Strangely, Silva & Cosens owned the 98-acre vineyard, located in the Upper Douro Valley, until 1954, when it was sold to a local farmer. However, the Port house continued to buy the grapes from the new owner and often used them to make Dow's vintage Ports.
"We know the wine very well and are happy with the varieties planted, especially with the age of the vines; 90 percent are well over 30 years old," said Paul Symington, a director of Symington Port Shippers, which owns Silva & Cosens as well as the Port houses of Graham and Warre.
The Ports at Ribeira are produced in traditional stone troughs, called "lagares," where the grapes are trodden and fermented. In declared years, when a vintage-dated bottling is made, the wine will continue to be part of the brand's vintage Port blend. But in non-declared years, according to Symington, Dow plans to use the grapes from Ribeira to produce about 2,000 cases of single-quinta Port (a bottle-aged Port made from the unblended grapes of a single estate in a single vintage).

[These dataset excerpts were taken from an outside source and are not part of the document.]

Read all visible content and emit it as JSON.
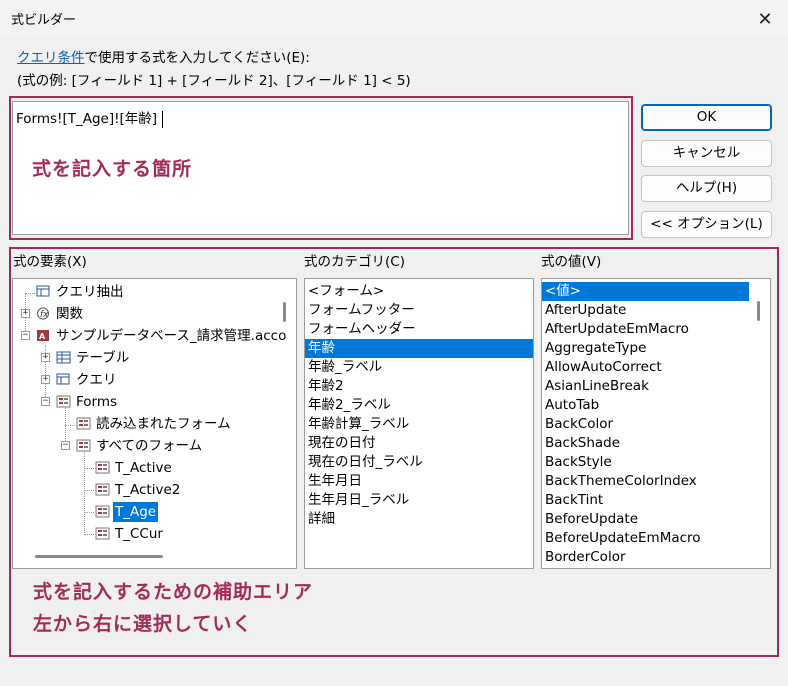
{
  "window": {
    "title": "式ビルダー",
    "close_glyph": "✕"
  },
  "instructions": {
    "link": "クエリ条件",
    "rest": "で使用する式を入力してください(E):",
    "example": "(式の例: [フィールド 1] + [フィールド 2]、[フィールド 1] < 5)"
  },
  "expression": {
    "value": "Forms![T_Age]![年齢]"
  },
  "annotations": {
    "expr_area": "式を記入する箇所",
    "lower_line1": "式を記入するための補助エリア",
    "lower_line2": "左から右に選択していく"
  },
  "buttons": {
    "ok": "OK",
    "cancel": "キャンセル",
    "help": "ヘルプ(H)",
    "options": "<< オプション(L)"
  },
  "columns": {
    "elements": "式の要素(X)",
    "categories": "式のカテゴリ(C)",
    "values": "式の値(V)"
  },
  "tree": {
    "items": [
      {
        "label": "クエリ抽出",
        "icon": "query-icon"
      },
      {
        "label": "関数",
        "icon": "function-icon"
      },
      {
        "label": "サンプルデータベース_請求管理.acco",
        "icon": "access-database-icon"
      },
      {
        "label": "テーブル",
        "icon": "table-icon"
      },
      {
        "label": "クエリ",
        "icon": "query-icon"
      },
      {
        "label": "Forms",
        "icon": "form-icon"
      },
      {
        "label": "読み込まれたフォーム",
        "icon": "form-icon"
      },
      {
        "label": "すべてのフォーム",
        "icon": "form-icon"
      },
      {
        "label": "T_Active",
        "icon": "form-icon"
      },
      {
        "label": "T_Active2",
        "icon": "form-icon"
      },
      {
        "label": "T_Age",
        "icon": "form-icon",
        "selected": true
      },
      {
        "label": "T_CCur",
        "icon": "form-icon"
      }
    ]
  },
  "categories": {
    "items": [
      "<フォーム>",
      "フォームフッター",
      "フォームヘッダー",
      "年齢",
      "年齢_ラベル",
      "年齢2",
      "年齢2_ラベル",
      "年齢計算_ラベル",
      "現在の日付",
      "現在の日付_ラベル",
      "生年月日",
      "生年月日_ラベル",
      "詳細"
    ],
    "selected": "年齢"
  },
  "values": {
    "items": [
      "<値>",
      "AfterUpdate",
      "AfterUpdateEmMacro",
      "AggregateType",
      "AllowAutoCorrect",
      "AsianLineBreak",
      "AutoTab",
      "BackColor",
      "BackShade",
      "BackStyle",
      "BackThemeColorIndex",
      "BackTint",
      "BeforeUpdate",
      "BeforeUpdateEmMacro",
      "BorderColor"
    ],
    "selected": "<値>"
  },
  "colors": {
    "accent_annotation": "#a32a5a",
    "selection": "#0078d7",
    "link": "#0a5fbf"
  }
}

The Symington family, one of the most important Port families, owns a large collection of quintas, or vineyard estates, including Bomfim, Vesuvio, Cavadinha and Malvedos. "We have built up a fantastic collection of vineyards," Paul Symington said. "But I don't see this as the end of our purchasing. If other top quintas come on the market, then we will look to purchase them. I am convinced that the future of Port lies in the superpremium area."